Surface Area of Revolution

Reach for the surface-area-of-revolution method when a shape is made by spinning a profile curve: a nozzle wall, a bowl, a tank side, or a smooth decorative form. In calculus, it also ties geometry, arc length, and integration together in one setup. The method gives the curved surface area only, never flat circular end caps.

When this method applies

Use it when you have a curve, an axis, and an interval. The standard form below assumes a differentiable function $y=f(x)$ on $[a,b]$ rotated about the $x$-axis with $f(x) \ge 0$:

$$S = 2\pi \int_a^b f(x)\sqrt{1+[f'(x)]^2}\,dx$$

If you rotate about a different axis, or write the curve as $x=g(y)$, the radius and the differential must change to match. So the first thing to settle is which axis and which variable.
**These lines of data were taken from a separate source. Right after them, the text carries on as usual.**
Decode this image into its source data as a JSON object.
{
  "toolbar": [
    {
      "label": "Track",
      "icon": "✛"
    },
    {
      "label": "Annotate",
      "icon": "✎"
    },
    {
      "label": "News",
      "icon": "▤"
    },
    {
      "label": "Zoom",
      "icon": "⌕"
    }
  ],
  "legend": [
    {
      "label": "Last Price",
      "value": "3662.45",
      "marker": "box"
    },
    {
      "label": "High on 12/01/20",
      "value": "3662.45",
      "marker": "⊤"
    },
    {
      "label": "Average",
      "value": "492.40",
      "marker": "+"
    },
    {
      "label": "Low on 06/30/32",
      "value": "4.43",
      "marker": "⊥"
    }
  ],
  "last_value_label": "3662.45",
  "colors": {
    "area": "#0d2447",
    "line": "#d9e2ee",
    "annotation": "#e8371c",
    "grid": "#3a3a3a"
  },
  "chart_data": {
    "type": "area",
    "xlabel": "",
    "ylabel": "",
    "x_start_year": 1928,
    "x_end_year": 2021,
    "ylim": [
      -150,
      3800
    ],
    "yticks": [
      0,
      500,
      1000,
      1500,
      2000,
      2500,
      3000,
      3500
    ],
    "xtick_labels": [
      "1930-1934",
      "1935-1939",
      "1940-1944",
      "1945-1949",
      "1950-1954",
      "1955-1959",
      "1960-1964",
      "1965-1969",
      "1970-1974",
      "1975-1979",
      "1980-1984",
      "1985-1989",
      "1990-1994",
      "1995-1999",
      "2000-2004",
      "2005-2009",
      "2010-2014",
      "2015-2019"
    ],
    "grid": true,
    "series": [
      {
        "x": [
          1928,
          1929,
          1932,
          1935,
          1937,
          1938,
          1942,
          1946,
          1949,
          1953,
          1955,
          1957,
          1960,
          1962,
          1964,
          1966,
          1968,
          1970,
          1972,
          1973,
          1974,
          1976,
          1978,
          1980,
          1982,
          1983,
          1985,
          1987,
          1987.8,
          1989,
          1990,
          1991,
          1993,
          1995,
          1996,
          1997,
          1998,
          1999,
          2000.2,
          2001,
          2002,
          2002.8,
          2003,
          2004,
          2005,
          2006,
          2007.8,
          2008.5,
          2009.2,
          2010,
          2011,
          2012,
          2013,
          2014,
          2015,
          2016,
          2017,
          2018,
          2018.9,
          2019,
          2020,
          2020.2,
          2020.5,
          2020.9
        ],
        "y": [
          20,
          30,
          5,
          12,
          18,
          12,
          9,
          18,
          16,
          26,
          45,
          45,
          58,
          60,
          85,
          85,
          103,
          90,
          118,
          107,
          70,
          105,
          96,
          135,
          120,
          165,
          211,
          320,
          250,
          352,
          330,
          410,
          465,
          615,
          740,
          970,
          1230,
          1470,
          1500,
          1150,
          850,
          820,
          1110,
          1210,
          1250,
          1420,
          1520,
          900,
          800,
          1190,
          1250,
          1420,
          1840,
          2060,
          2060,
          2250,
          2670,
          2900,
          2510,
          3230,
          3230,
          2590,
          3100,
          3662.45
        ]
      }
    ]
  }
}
The steps, and why the formula has that shape

Step 1 — Choose the radius. Measure the distance from the curve to the axis. Rotating about the $x$-axis with $f(x) \ge 0$, the radius is $f(x)$. The factor $2\pi f(x)$ is the circumference of a thin circular band at that radius.

Step 2 — Use the arc-length factor. A flat band would let you multiply circumference by $dx$. But a slanted curve makes a longer strip than $dx$ alone, so you use the arc-length piece

$$ds = \sqrt{1+[f'(x)]^2}\,dx$$

Step 3 — Build the integral. The setup is really $S = \int 2\pi(\text{radius})\,ds$. For rotation about the $x$-axis that becomes

$$S = 2\pi \int_a^b f(x)\sqrt{1+[f'(x)]^2}\,dx$$

Step 4 — Integrate and check. Evaluate, and confirm the result represents area, not volume.
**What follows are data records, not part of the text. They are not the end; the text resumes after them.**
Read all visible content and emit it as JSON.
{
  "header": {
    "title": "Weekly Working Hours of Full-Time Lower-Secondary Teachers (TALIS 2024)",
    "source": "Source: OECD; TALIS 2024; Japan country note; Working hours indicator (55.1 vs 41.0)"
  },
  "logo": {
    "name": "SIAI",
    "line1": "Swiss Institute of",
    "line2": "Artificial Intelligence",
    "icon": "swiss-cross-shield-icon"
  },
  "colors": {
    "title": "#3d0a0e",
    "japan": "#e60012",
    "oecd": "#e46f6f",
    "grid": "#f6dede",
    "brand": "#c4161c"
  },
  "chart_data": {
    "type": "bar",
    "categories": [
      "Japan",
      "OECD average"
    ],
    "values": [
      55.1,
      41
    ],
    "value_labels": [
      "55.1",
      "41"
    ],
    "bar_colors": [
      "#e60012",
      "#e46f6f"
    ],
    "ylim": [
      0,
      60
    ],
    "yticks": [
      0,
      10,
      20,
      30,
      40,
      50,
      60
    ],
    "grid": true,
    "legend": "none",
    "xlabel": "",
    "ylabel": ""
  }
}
A full worked example: $y=x$ on $[0,1]$ about the $x$-axis

Find the surface area from rotating

$$y=x,\quad 0 \le x \le 1$$

about the $x$-axis. Start with the formula

$$S = 2\pi \int_0^1 f(x)\sqrt{1+[f'(x)]^2}\,dx$$

Here $f(x)=x$, so $f'(x)=1$ and

$$\sqrt{1+[f'(x)]^2}=\sqrt{1+1^2}=\sqrt{2}$$

Substitute:

$$S = 2\pi \int_0^1 x\sqrt{2}\,dx$$

Pull the constant out:

$$S = 2\pi\sqrt{2}\int_0^1 x\,dx$$

Integrate:

$$\int_0^1 x\,dx = \left[\frac{x^2}{2}\right]_0^1 = \frac{1}{2}$$

So

$$S = 2\pi\sqrt{2}\left(\frac{1}{2}\right)=\pi\sqrt{2}$$

That is the curved surface area. This curve forms a cone, so the answer matches the cone lateral-area formula $S=\pi rl$ with $r=1$ and slant height $l=\sqrt{2}$ — a built-in confirmation.

A two-question setup check before you integrate

Most errors are setup errors, so pause and answer:

1. What is the radius from the curve to the axis?
2. What is the correct arc-length factor for the variable I am using?
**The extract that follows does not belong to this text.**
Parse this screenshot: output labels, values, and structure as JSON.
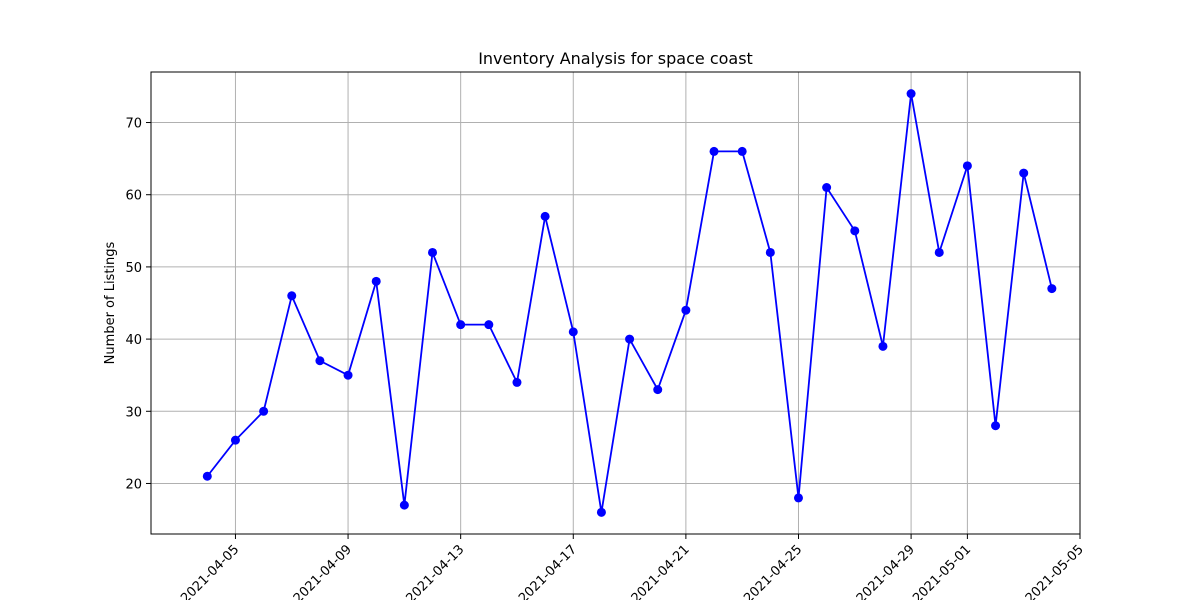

If both are right, the rest is algebra and integration.

Where each step tends to break down

• Radius step: Using the wrong radius. About the $x$-axis it is the vertical distance to the axis; about the $y$-axis it changes. If the curve crosses the axis, treat the radius as a distance, not a signed value.
• Arc-length step: Dropping $\sqrt{1+[f'(x)]^2}$, which ignores the curve's slope.
• Integral step: Reaching for a volume formula. Surface area uses one factor of radius plus an arc-length term, not a squared radius inside a volume integral.
• Interpretation: Confusing curved surface area with total surface area; the standard formula here excludes end caps even when an applied problem includes them.

Your turn

Keep the line $y=x$, but extend the interval to $0 \le x \le 2$. Write the radius and arc-length factor first, then set up the integral and watch how the larger interval changes the area.